Studio album by Poison the Well
- Released: July 1, 2003
- Recorded: January–April 2003
- Studio: Sound City (Van Nuys); Studio 13 (Deerfield Beach); Tonteknik Recording (Umeå);
- Genre: Post-hardcore, metalcore, pop screamo
- Length: 42:59
- Label: Atlantic Warner (Japan)
- Producer: Eskil Lövström; Pelle Henricsson; Jeremy Staska;

Poison the Well chronology
| Tear from the Red (2002) | You Come Before You (2003) | Versions (2007) |

= You Come Before You =

You Come Before You is the third full-length album by American metalcore band Poison the Well. It was released on July 1, 2003. It is the band's only release on a major label (Atlantic Records). More than 115,500 copies of the album have been sold in the U.S. to date. The Japanese version was released through Warner Music Japan on October 29, 2003 and featured an exclusive bonus track, "Sticks and Stones Never Made Sense (Demo)" which had been recorded in early October 2000.

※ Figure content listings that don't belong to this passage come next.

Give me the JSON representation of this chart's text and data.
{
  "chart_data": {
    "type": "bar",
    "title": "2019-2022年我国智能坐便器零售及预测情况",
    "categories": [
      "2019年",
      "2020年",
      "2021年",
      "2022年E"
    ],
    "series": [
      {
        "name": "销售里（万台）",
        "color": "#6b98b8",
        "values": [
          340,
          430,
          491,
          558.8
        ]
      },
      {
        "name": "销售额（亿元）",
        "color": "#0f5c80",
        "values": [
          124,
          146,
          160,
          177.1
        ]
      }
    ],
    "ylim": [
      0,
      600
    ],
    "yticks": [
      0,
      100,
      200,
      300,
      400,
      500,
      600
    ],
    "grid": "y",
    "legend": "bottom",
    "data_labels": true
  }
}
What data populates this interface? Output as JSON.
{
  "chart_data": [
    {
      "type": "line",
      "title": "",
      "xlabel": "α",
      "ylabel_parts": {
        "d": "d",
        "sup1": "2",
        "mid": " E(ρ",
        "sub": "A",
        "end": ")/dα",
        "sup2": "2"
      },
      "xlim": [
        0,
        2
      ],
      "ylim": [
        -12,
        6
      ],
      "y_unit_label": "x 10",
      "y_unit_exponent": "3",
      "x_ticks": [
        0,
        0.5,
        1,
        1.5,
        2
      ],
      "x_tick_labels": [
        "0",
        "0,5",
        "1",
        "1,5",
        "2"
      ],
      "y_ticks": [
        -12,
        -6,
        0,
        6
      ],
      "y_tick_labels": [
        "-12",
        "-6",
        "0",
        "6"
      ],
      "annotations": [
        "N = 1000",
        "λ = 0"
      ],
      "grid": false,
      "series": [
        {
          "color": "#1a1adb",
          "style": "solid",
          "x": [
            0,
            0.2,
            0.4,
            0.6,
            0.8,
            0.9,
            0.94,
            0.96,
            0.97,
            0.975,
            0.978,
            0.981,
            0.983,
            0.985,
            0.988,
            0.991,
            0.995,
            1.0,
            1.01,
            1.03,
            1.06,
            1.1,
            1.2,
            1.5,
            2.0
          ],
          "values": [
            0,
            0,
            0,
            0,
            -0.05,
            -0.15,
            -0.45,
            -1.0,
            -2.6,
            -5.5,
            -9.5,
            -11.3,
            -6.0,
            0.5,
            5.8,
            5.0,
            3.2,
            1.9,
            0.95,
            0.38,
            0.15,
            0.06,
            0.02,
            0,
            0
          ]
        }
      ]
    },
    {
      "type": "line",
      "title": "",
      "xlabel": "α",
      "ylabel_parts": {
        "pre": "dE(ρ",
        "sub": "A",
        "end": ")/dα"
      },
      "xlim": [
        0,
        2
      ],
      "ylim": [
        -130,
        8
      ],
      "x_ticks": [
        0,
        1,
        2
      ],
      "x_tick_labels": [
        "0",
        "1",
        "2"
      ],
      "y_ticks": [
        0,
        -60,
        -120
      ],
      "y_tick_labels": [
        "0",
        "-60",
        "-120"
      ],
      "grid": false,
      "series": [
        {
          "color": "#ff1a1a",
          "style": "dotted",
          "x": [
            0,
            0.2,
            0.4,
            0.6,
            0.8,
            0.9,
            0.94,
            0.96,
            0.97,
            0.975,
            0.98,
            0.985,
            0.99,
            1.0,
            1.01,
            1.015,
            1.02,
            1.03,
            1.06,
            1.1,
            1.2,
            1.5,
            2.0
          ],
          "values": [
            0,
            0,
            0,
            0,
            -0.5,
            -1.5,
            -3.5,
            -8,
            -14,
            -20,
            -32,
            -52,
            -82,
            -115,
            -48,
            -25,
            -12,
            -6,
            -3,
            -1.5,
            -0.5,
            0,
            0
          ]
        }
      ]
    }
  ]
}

Metal Hammer and Loudwire have both named the album as one of the greatest metal albums of the 21st century. In 2019, Rock Sound ranked the album at number 122 on its list of the "250 Greatest Albums of Our Lifetime", who said that it was "arguably [Poison The Well's] most innovative [release], boasting a fiery melange of hardcore, punk and post-rock".

On November 17, 2017, Poison the Well spoke out against a vinyl re-press of You Come Before You done through German record label Backbite Records, stating that the band had not been consulted for the release. The band criticized the subpar audio quality, the poor layout and noted numerous misspelling of words, song titles and the album's title on the artwork. The record label, however, claimed that they had received permission from the album's master rights owner Warner Music Group and had paid "thousands of Euros" for a reproduction license. Backbite Records made no explanation as to the poor quality of the audio nor of the misspellings on the artwork. Poison the Well maintained that Backbite Records' tactics were unethical and that the band should still have been contacted as mere professional courtesy.

Professional ratings
Review scores
| Source | Rating |
| AllMusic | Star Half star |
| Alternative Press | 4/5 |
| Ox-Fanzine | Star |
| Rock Hard | 7/10 |

==Track listing==
1. "Ghostchant" – 3:33
2. "Loved Ones (Excerpts from Speeches of How Great You Were, and Will Never Be Again)" – 3:53
3. "For a Bandaged Iris" – 4:27
4. "Meeting Again for the First Time" – 4:18
5. "A) The View from Here Is... B) A Brick Wall" – 3:12
6. "The Realist" – 3:49
7. "Zombies Are Good for Your Health" – 2:24
8. "The Opinionated Are So Opinionated" – 1:34
9. "Apathy Is a Cold Body" – 5:00
10. "Sounds Like the End of the World" – 4:24
11. "Pleasant Bullet" – 3:35
12. "Crystal Lake" – 2:50

=== Japanese bonus tracks ===

1. - "Sticks and Stones Never Made Sense" (Demo) – 3:15

==Personnel==
Poison the Well
- Jeffrey Moreira – vocals
- Derek Miller – guitar
- Ryan Primack – guitar
- Geoffrey Bergman – bass (songs 1–12)
- Michael Gordillo – bass (song 13)
- Christopher Hornbrook – drums

Others
- Don Clark – art direction, design for Asterik Studio, Seattle
- Pelle Henricsson – recording, mixing, mastering (songs 1–12)
- Eskil Lovstrom – recording, mixing, mastering (songs 1–12)
- Jeremy Staska – recording, producer (song 13)

==Nominations, awards and accolades==
Kerrang! 2003 Nomination for "Best International Newcomer".